American lobster are being pulled from menus after a conservation nonprofit placed them on its ‘Red List’ of unsustainable seafood to avoid.
The organization, the Monterey Bay Aquarium Seafood Watch, cited lobster traps as threats to endangered North Atlantic right whales, which can become tangled in the nets.
Through its partnerships with major food companies, including HelloFresh, Whole Foods and The Cheesecake Factory, the nonprofit has the potential to significantly affect demand for lobsters with this listing. Already, both HelloFresh and Blue Apron have pledged to stop selling lobster in their meal kits, writes Patrick Whittle for the Associated Press.
But the Maine lobster industry has swiftly pushed back against the move, saying that Seafood Watch has no evidence of right whale entanglements in the state’s fishing gear. Senator Angus King from Maine called the listing “outrageous and egregiously irresponsible,” at a press conference. “What in the hell are these people thinking?”
No more than 340 North Atlantic right whales exist today, and for the population to recover, the number of whales killed or injured by human activities must be limited to less than one per year, on average, writes the California-based nonprofit in a statement. Since 1995, though, this threshold has been exceeded nearly every year.

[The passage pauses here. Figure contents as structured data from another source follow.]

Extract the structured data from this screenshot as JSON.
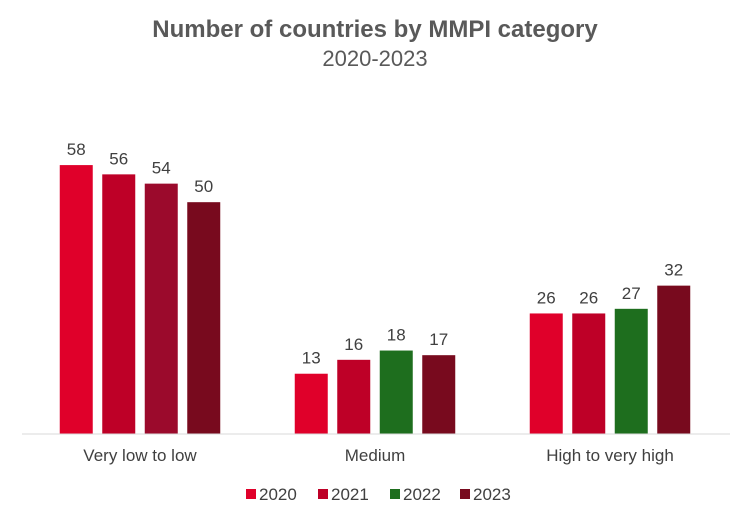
{
  "chart_data": {
    "type": "bar",
    "title": "Number of countries by MMPI category",
    "subtitle": "2020-2023",
    "categories": [
      "Very low to low",
      "Medium",
      "High to very high"
    ],
    "series": [
      {
        "name": "2020",
        "values": [
          58,
          13,
          26
        ]
      },
      {
        "name": "2021",
        "values": [
          56,
          16,
          26
        ]
      },
      {
        "name": "2022",
        "values": [
          54,
          18,
          27
        ]
      },
      {
        "name": "2023",
        "values": [
          50,
          17,
          32
        ]
      }
    ],
    "bar_colors": [
      [
        "#E0002A",
        "#E0002A",
        "#E0002A"
      ],
      [
        "#BE0027",
        "#BE0027",
        "#BE0027"
      ],
      [
        "#9B0A2C",
        "#1E6E1E",
        "#1E6E1E"
      ],
      [
        "#780A1E",
        "#780A1E",
        "#780A1E"
      ]
    ],
    "legend_colors": [
      "#E0002A",
      "#BE0027",
      "#1E6E1E",
      "#780A1E"
    ],
    "ylim": [
      0,
      66
    ],
    "grid": false,
    "data_labels": true,
    "legend_position": "bottom"
  }
}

Because of their potential for entangling marine creatures, Seafood Watch assigned a red listing to pot, trap and gillnet lobster fisheries.
“More than 90 percent of entanglements cannot be linked to a specific gear type, and only 12 percent of entanglements can be linked to a specific location,” Seafood Watch wrote in the statement. “Until there is more evidence, all of the fisheries using this gear are considered a risk.”

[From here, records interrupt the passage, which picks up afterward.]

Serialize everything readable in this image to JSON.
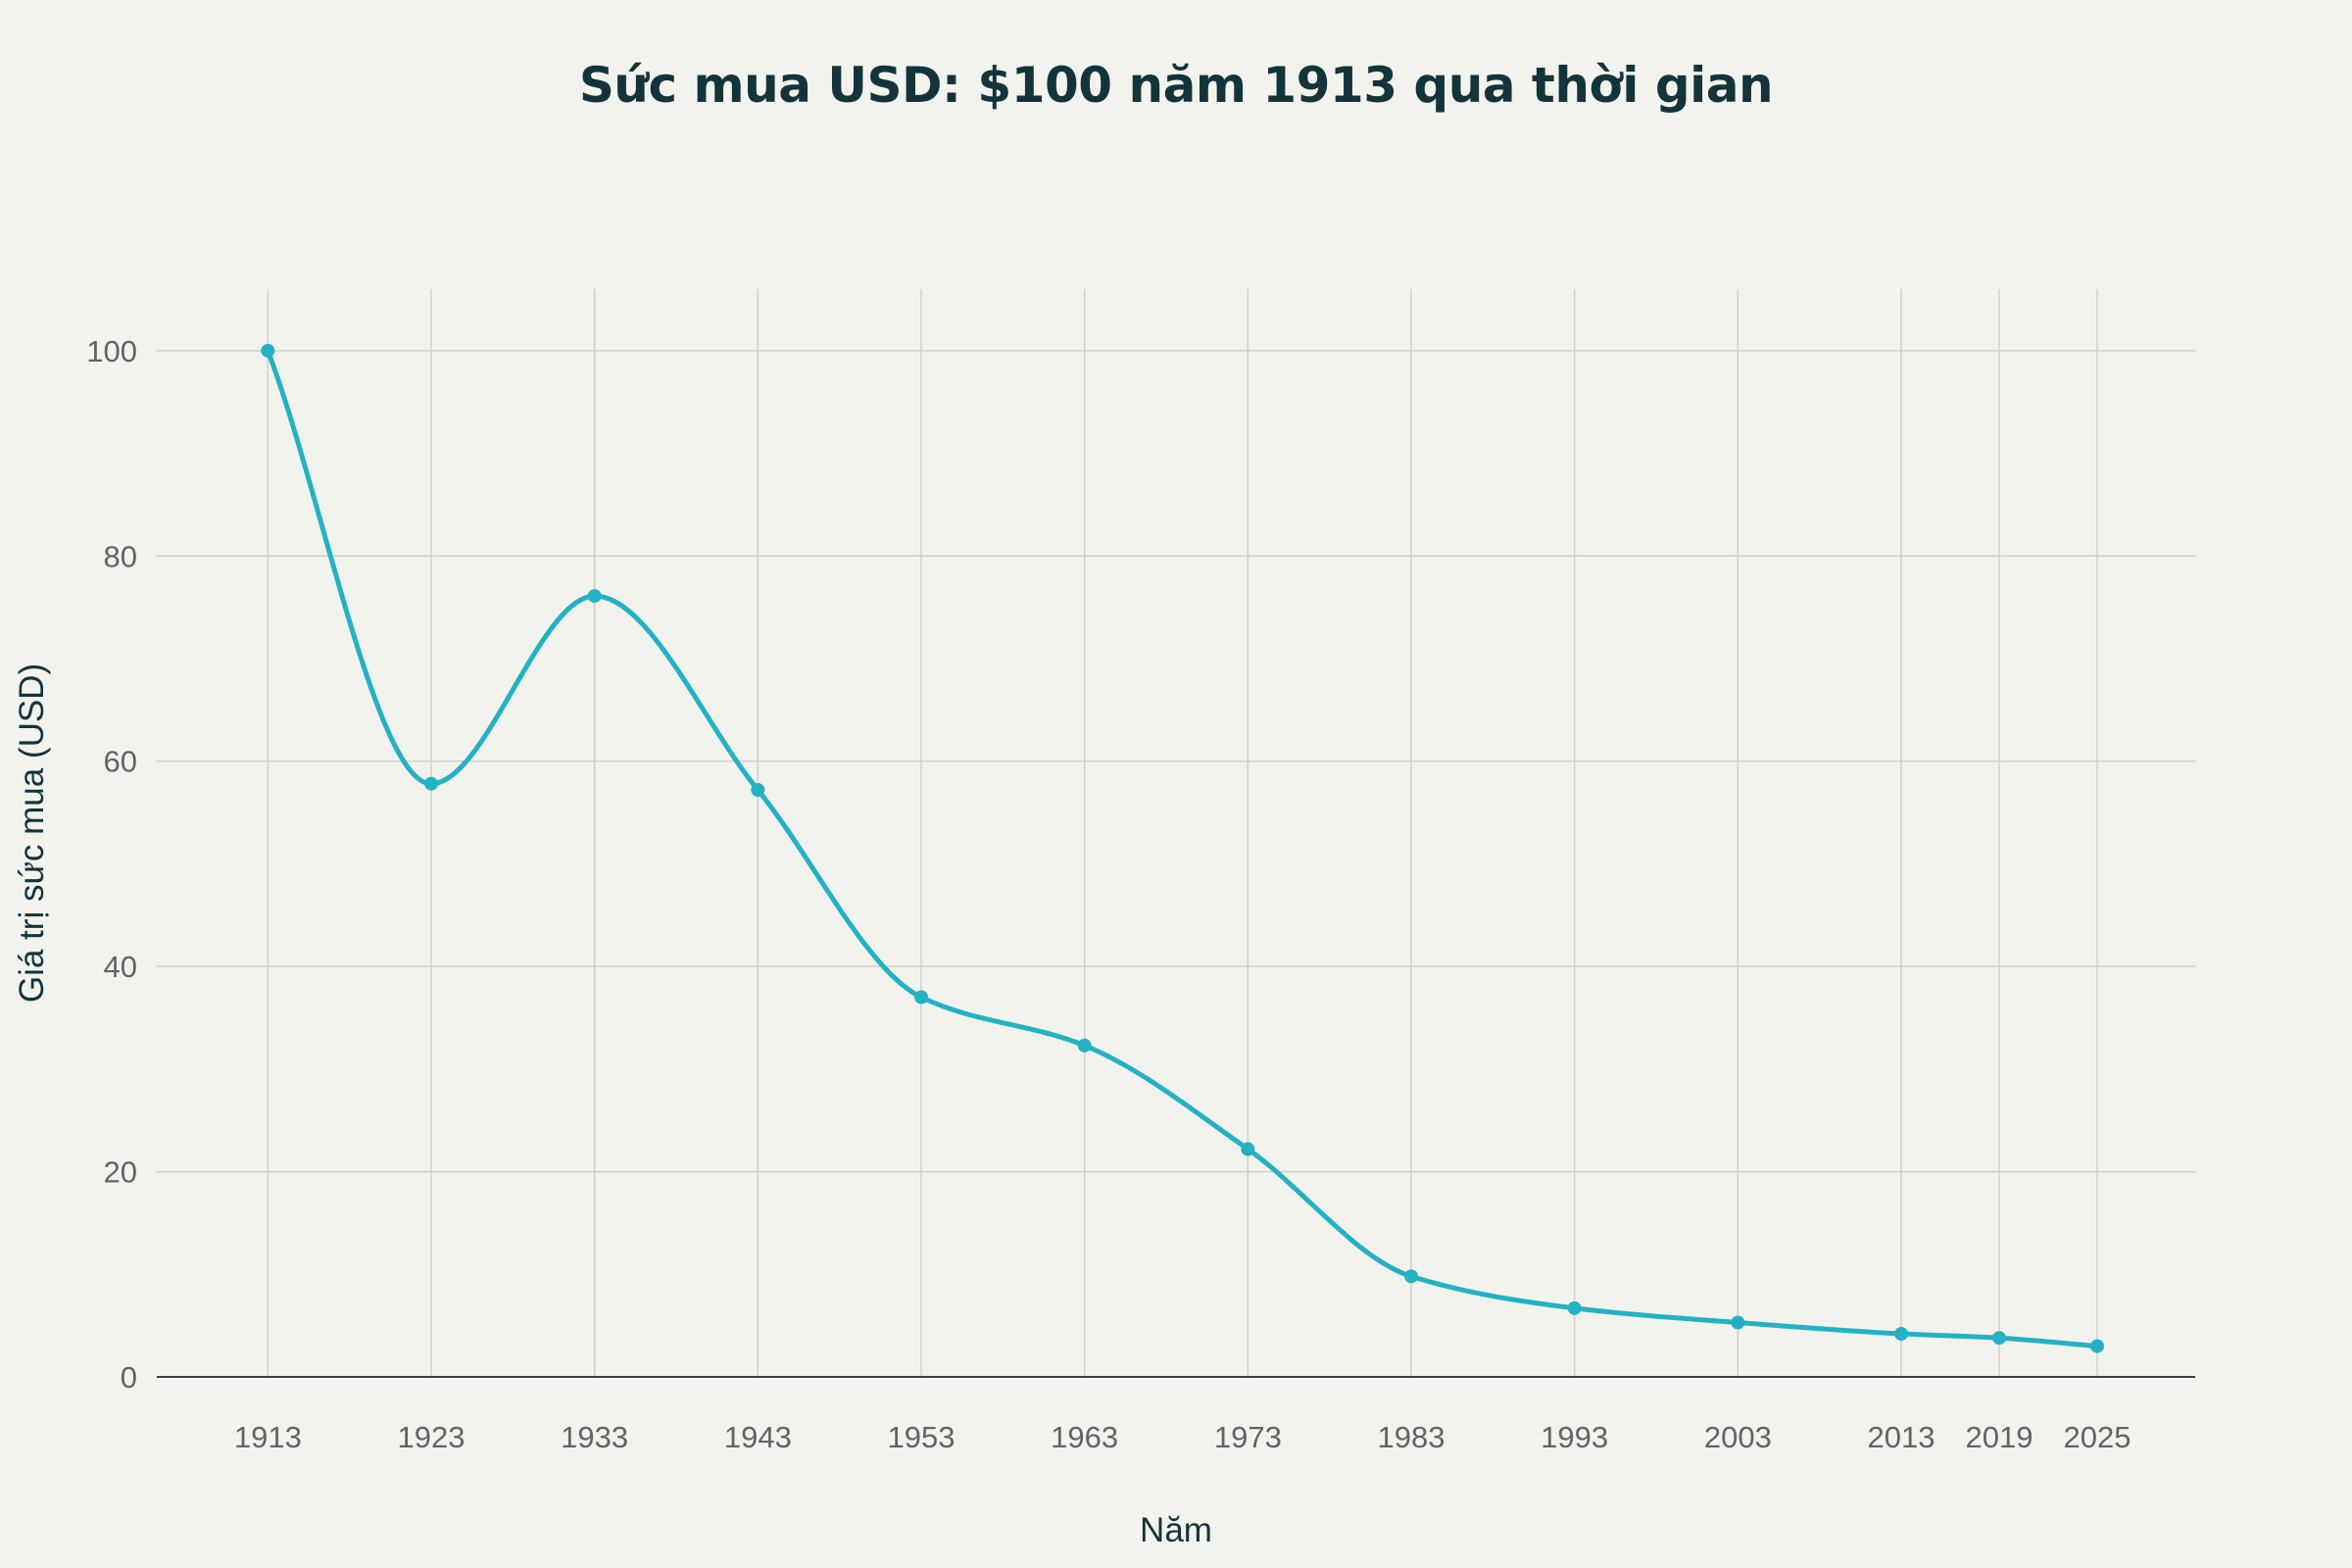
{
  "chart_data": {
    "type": "line",
    "title": "Sức mua USD: $100 năm 1913 qua thời gian",
    "xlabel": "Năm",
    "ylabel": "Giá trị sức mua (USD)",
    "x": [
      1913,
      1923,
      1933,
      1943,
      1953,
      1963,
      1973,
      1983,
      1993,
      2003,
      2013,
      2019,
      2025
    ],
    "x_tick_labels": [
      "1913",
      "1923",
      "1933",
      "1943",
      "1953",
      "1963",
      "1973",
      "1983",
      "1993",
      "2003",
      "2013",
      "2019",
      "2025"
    ],
    "series": [
      {
        "values": [
          100,
          57.8,
          76.1,
          57.2,
          37.0,
          32.3,
          22.2,
          9.8,
          6.7,
          5.3,
          4.2,
          3.8,
          3.0
        ]
      }
    ],
    "xlim": [
      1906.2,
      2031
    ],
    "ylim": [
      0,
      106
    ],
    "y_ticks": [
      0,
      20,
      40,
      60,
      80,
      100
    ],
    "y_tick_labels": [
      "0",
      "20",
      "40",
      "60",
      "80",
      "100"
    ],
    "grid": true,
    "legend": "none",
    "line_shape": "smooth",
    "markers": true,
    "colors": {
      "line": "#24b1c4",
      "grid": "#cfd0cb",
      "zero_line": "#3c3f40",
      "background": "#f3f3ee"
    }
  }
}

Maine Governor Janet Mills argued at the conference that the industry’s risk to whales is slim. The last documented right whale entanglement in Maine fishing gear was in 2004, she said.

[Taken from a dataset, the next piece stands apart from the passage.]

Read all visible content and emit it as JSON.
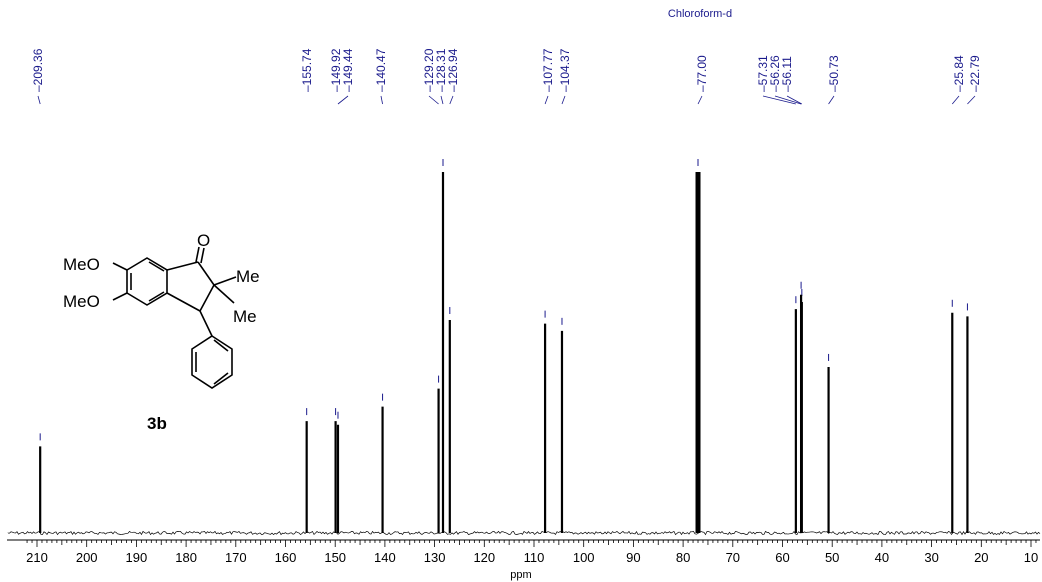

“I’m livid,” she said at the conference. “Some…fish zoo in Southern California who’ve never been to Maine, it appears, red listing our lobster and accusing our lobster industry, without any evidence, of being a risk to right whales…Maine’s lobster industry is a model of sustainable harvesting practices and management.”
Still, even though recent entanglements haven’t been documented, whale mortalities from the lobster industry could still exist, says Allison Ferreira of the National Oceanic and Atmospheric Administration to the Portsmouth Herald’s Max Sullivan. “Over 85 percent of all right whales show scars caused by entanglement, and about 100 new scars are detected each year,” she tells the publication. “Most right whale mortalities are unobserved.”
However, only about 1 percent of the 1,600 entanglement scars and incidents that New England Aquarium researchers examined have been traced back to a specific fishing location, she tells the publication. “Therefore, it is not surprising that rope known to be from Maine lobster gear has not been retrieved from a right whale in the past decade,” she says.
To minimize the risk to whales, strong fishing regulations should be put in place that reduce the amount of vertical lines and gillnets, promoting a shift toward ropeless, whale-safe gear, says Gib Brogan, the campaign director for the conservation group Oceana, to the Guardian’s Karen McVeigh. “Every vertical fishing line and gillnet is a threat to the remaining whales, which face the risk of entanglement every day,” he tells the publication.
The Maine Department of Marine Resources reported that the value of the state’s lobsters at the docks was a record $725 million in 2021. Fishers caught about 108 million pounds of lobster that year.
“It’s unfortunate that the government’s failure to update the safeguards to protect North Atlantic right whales is having such serious consequences on these [lobster] fisheries,” Brogan tells the Guardian.